Sourire et remercier poliment, c’est ce qu’elle fait quand un client lui coupe la parole pour complimenter ses yeux. Impossible de réagir autrement : comme le lui rappellent fréquemment les cheffes hôtesses, les entreprises clientes paient pour que les hôtesses les représentent. Anna n’a donc pas le droit de remettre les visiteurs à leur place. Et ce, même si les propos dérapent, comme ceux du client rentre-dedans, ce fameux premier jour : « Je continue mon pitch, poursuit Anna, et je lui demande : “Est-ce que vous êtes bien équipé ?” Nous on équipait les gens [en assurances] ! Il me regarde de haut en bas, avec un air lubrique, et me dit : “Bien sûr que je suis bien équipé, si c’est ce que vous voulez savoir…” » Cette mauvaise expérience a été la première d’une longue série : la jeune femme a été victime de remarques déplacées à chacune de ses missions.

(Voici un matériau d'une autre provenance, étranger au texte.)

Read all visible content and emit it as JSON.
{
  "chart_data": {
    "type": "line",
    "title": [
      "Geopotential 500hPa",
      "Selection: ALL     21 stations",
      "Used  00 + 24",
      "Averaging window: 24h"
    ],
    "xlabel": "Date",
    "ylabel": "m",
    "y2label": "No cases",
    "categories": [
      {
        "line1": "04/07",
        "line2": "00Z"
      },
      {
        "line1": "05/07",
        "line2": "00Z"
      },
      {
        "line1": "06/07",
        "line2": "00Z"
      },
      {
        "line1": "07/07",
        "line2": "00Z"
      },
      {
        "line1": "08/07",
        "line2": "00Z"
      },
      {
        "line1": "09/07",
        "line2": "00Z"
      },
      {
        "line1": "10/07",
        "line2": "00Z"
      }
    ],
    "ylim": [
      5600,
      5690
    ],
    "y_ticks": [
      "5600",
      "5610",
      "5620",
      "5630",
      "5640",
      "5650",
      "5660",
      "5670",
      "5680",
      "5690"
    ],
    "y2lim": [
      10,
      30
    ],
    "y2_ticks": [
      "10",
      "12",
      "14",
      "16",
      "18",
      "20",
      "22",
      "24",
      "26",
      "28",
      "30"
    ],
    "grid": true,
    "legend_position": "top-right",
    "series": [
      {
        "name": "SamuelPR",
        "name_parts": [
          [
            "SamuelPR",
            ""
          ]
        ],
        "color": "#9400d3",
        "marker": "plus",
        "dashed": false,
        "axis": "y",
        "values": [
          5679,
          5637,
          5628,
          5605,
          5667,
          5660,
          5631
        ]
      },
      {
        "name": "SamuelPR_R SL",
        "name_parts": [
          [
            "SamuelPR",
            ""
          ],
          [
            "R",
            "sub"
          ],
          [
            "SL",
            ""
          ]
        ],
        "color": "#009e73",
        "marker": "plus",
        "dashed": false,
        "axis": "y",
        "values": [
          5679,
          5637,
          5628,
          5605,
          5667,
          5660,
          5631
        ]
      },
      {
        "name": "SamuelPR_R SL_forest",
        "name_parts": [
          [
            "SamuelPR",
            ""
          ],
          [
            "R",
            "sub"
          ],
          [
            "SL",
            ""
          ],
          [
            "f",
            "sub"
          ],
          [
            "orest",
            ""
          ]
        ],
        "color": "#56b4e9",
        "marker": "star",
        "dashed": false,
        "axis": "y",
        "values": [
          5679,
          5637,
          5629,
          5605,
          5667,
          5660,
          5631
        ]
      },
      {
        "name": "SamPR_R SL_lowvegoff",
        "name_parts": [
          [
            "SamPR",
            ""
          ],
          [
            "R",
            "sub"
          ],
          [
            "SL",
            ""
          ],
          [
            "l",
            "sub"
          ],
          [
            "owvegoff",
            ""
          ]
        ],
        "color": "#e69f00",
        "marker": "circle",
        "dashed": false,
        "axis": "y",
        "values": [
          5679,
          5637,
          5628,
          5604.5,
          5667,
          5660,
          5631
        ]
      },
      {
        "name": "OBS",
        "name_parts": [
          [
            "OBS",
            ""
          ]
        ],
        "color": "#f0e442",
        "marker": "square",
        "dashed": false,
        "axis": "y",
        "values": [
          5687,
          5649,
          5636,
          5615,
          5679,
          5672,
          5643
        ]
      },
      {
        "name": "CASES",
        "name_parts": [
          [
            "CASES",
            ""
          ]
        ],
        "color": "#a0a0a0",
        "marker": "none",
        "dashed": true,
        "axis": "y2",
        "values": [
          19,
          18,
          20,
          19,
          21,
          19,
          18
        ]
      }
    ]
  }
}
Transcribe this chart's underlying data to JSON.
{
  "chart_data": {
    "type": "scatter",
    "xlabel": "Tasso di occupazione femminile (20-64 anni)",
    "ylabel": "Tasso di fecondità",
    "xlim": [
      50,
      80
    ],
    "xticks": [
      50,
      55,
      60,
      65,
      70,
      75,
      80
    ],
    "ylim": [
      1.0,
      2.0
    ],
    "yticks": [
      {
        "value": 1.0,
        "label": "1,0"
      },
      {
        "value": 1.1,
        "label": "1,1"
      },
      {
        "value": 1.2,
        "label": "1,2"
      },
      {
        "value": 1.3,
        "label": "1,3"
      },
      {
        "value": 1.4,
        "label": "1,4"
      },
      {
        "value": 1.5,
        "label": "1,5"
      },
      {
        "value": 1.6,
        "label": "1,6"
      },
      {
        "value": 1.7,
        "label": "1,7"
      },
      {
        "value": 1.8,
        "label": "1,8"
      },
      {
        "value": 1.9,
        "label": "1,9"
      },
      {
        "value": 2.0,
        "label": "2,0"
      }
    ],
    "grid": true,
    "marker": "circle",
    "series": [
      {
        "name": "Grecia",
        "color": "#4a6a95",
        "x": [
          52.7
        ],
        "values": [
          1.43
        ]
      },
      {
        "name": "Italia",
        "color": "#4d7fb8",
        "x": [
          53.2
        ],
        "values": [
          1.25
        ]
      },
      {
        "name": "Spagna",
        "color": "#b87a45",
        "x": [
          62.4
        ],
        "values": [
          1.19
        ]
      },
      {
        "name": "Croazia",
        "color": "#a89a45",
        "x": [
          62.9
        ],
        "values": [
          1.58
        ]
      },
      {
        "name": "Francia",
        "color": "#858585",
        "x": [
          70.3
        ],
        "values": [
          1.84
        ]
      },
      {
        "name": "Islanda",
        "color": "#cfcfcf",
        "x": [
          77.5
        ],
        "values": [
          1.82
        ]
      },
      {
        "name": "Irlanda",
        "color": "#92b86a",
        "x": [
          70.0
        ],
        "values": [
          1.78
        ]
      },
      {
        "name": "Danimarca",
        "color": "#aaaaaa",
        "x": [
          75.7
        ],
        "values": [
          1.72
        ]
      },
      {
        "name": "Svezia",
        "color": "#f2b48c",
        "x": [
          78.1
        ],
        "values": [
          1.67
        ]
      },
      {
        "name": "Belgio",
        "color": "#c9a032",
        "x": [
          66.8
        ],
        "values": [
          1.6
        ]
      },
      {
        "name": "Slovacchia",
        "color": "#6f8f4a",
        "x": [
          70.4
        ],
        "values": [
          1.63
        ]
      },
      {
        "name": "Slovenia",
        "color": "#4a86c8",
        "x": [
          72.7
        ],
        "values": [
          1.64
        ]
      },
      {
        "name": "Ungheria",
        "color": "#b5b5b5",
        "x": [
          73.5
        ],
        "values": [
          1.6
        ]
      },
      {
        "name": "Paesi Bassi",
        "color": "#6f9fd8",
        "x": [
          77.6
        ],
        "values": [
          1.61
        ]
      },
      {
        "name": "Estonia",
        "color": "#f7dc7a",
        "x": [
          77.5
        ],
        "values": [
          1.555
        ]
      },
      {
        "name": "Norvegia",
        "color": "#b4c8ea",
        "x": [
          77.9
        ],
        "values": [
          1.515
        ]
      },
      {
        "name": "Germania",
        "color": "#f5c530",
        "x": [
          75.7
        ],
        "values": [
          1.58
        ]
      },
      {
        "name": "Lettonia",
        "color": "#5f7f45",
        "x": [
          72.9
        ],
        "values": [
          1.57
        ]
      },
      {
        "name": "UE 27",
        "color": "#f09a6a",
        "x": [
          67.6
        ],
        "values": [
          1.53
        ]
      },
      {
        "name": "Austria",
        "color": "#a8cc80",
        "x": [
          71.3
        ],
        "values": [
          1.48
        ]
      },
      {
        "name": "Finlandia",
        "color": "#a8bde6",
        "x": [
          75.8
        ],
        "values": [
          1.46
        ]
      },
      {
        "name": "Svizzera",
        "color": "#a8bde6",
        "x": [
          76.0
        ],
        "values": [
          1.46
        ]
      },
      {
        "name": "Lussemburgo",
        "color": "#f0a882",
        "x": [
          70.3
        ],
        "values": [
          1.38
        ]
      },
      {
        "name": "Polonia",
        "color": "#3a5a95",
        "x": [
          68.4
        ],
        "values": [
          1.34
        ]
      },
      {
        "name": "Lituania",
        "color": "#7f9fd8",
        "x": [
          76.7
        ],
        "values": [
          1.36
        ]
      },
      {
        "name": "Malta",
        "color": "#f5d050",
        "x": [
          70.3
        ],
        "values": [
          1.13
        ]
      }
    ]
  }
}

Son récit fait écho à d’autres. Maëlle, 21 ans, qui a occupé plusieurs emplois de barmaid et de serveuse, remarque : « C’est surtout quand on fait du service à table que les clients se permettent de faire des commentaires, comme : “Vous n’êtes pas sur la carte ?” Ce sont des blagues très lourdes, répétées. C’est insupportable. » Annabelle, 22 ans et hôtesse de l’air depuis un an, est régulièrement alpaguée par des voyageurs dans l’avion, qui se lèvent « discrètement » pour lui demander son numéro de téléphone ou son compte Instagram.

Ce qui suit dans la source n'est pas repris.